What is the remittance basis of taxation?
The remittance basis are the alternative tax rules in place for those people who are UK resident with overseas income and gains but are not classed as UK domiciled. This article will be of interest to those studying for any of the CII R03, R06, AF1 or AF5 exams.
THIS ARTICLE IS RELEVANT TO EXAMINABLE TAX YEAR 2018/19.
What is the arising basis of taxation?
First let’s make clear what the arising basis of taxation is; this is used for UK residents and means that their worldwide income and gains are taxed in the UK. If that money is also taxed in the other country, it still needs to be declared and taxed in the UK; although in most cases, there will be a double taxation agreement meaning that relief is given in the UK for the tax paid overseas. (HMRC may require evidence of paid foreign tax).
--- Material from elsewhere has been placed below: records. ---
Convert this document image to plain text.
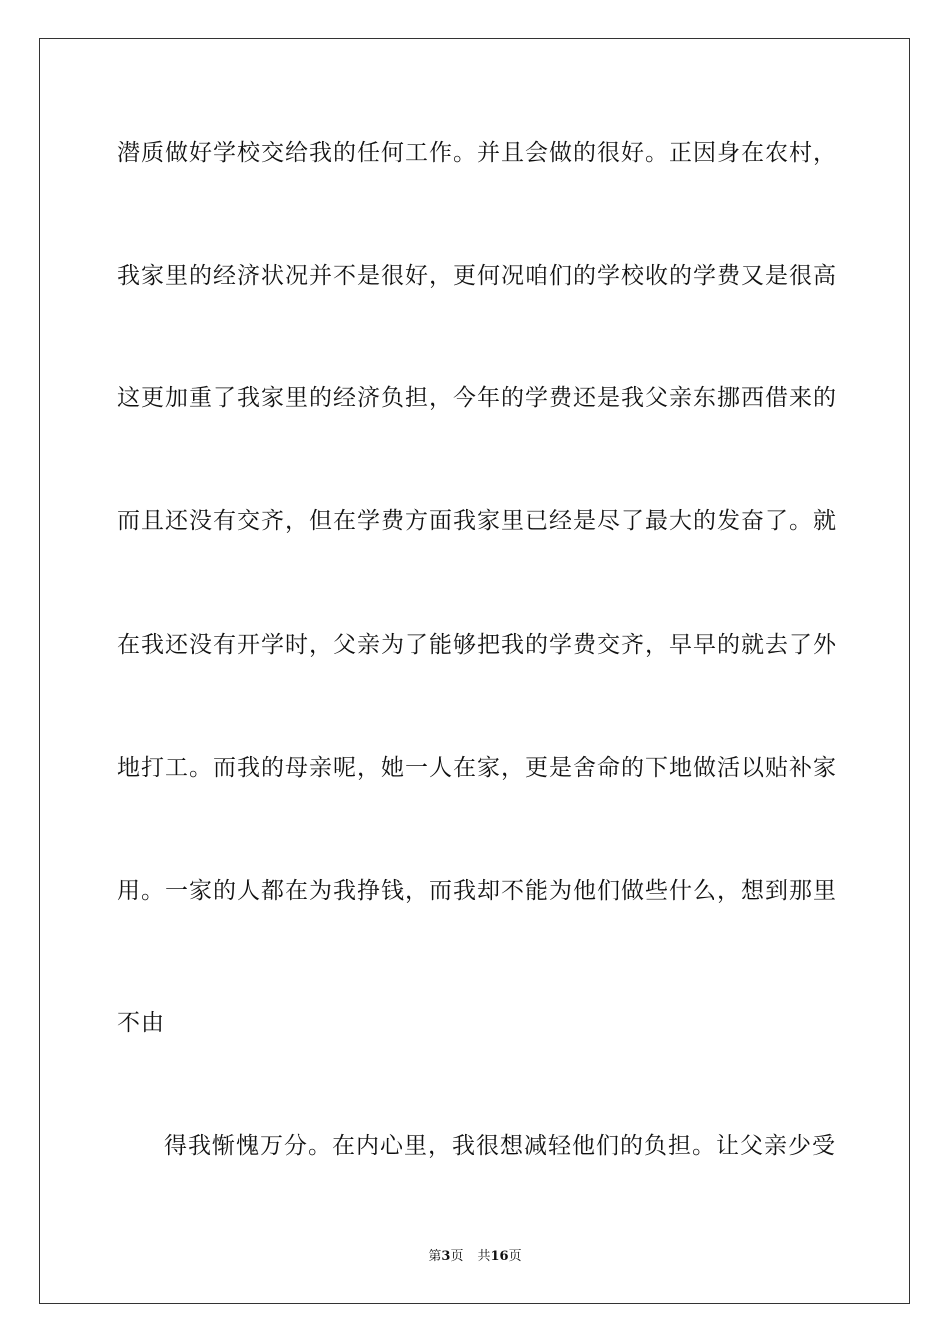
潜质做好学校交给我的任何工作。并且会做的很好。正因身在农村，
我家里的经济状况并不是很好，更何况咱们的学校收的学费又是很高
这更加重了我家里的经济负担，今年的学费还是我父亲东挪西借来的
而且还没有交齐，但在学费方面我家里已经是尽了最大的发奋了。就
在我还没有开学时，父亲为了能够把我的学费交齐，早早的就去了外
地打工。而我的母亲呢，她一人在家，更是舍命的下地做活以贴补家
用。一家的人都在为我挣钱，而我却不能为他们做些什么，想到那里
不由
得我惭愧万分。在内心里，我很想减轻他们的负担。让父亲少受
第3页 共16页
If you are UK resident but not UK domiciled, then you have a choice: to use the arising basis or the remittance basis.
What is the remittance basis of taxation?
The remittance basis means that UK tax is only paid on overseas income and gains that are remitted (or brought) into the UK. (Tax will be charged in the normal way on investment income from UK sources). If the remittance basis is chosen and the individual is a long-term UK resident, then the Remittance Basis Charge (RBC) will apply if the person has more than £2,000 unremitted income/gains, and they are over 18.The remittance basis of taxation means that UK tax is only paid on overseas income and gains that are remitted (or brought) into the UK. #CII #R03 Click To Tweet
What is considered ‘long-term residence’?
The definition of long-term residence is more than 7 out of the previous 9 tax years, and since 2017 there have been two levels of charge:
- £30,000 for those people UK resident in at least 7 of the previous 9 tax years
- £60,000 for those people UK resident in at least 12 out of the previous 14 tax years
Since April 2017, worldwide income and gains have been taxed on the arising basis when someone is UK resident for at least 15 out of the previous 20 tax years. Before then, we had a £90,000 charge for those UK resident in at least 17 out of the previous 20 tax years, but in 2017 the deemed domicile rule changes to 15 out of 20 years meant the £90,000 charge no longer applied as those affected will be treated as UK domiciled from the beginning of the 16th year and can’t therefore use the remittance basis.
The RBC is basically a tax charge on the overseas income/gains that is left outside of the UK and has to be paid on top of any UK tax paid on UK income/gains, as well as any overseas income/gains that are remitted to the UK.
If someone chooses the remittance basis, they would not normally get a personal allowance or the CGT annual exempt amount – the exception being where unremitted income/gains is less than £2,000, in which case, the remittance basis automatically applies and they keep both the personal allowance and the annual CGT exempt amount. They also won’t have to pay the RBC if they are a long-term resident.
Should I elect for the remittance basis?
Whether to elect for the remittance basis is a decision that is made each tax year, so someone can move between remittance basis and arising basis depending on their circumstances.
Where someone becomes deemed domicile and therefore will be liable to UK tax on overseas income and gains, they should then be able to claim the dividend allowance and the personal savings allowance.
Interestingly (and not something we think will ever be tested!) is that a remittance doesn’t just occur with actual income/gains; it will also occur if something is remitted that was derived from overseas income/gains. For example, if someone buys a work of art overseas using their foreign income and then brings that piece of art to the UK, this is a remittance because it derived from foreign income. Another example is where money is received in the UK from another UK resident, which is in return for overseas money transferred to them overseas!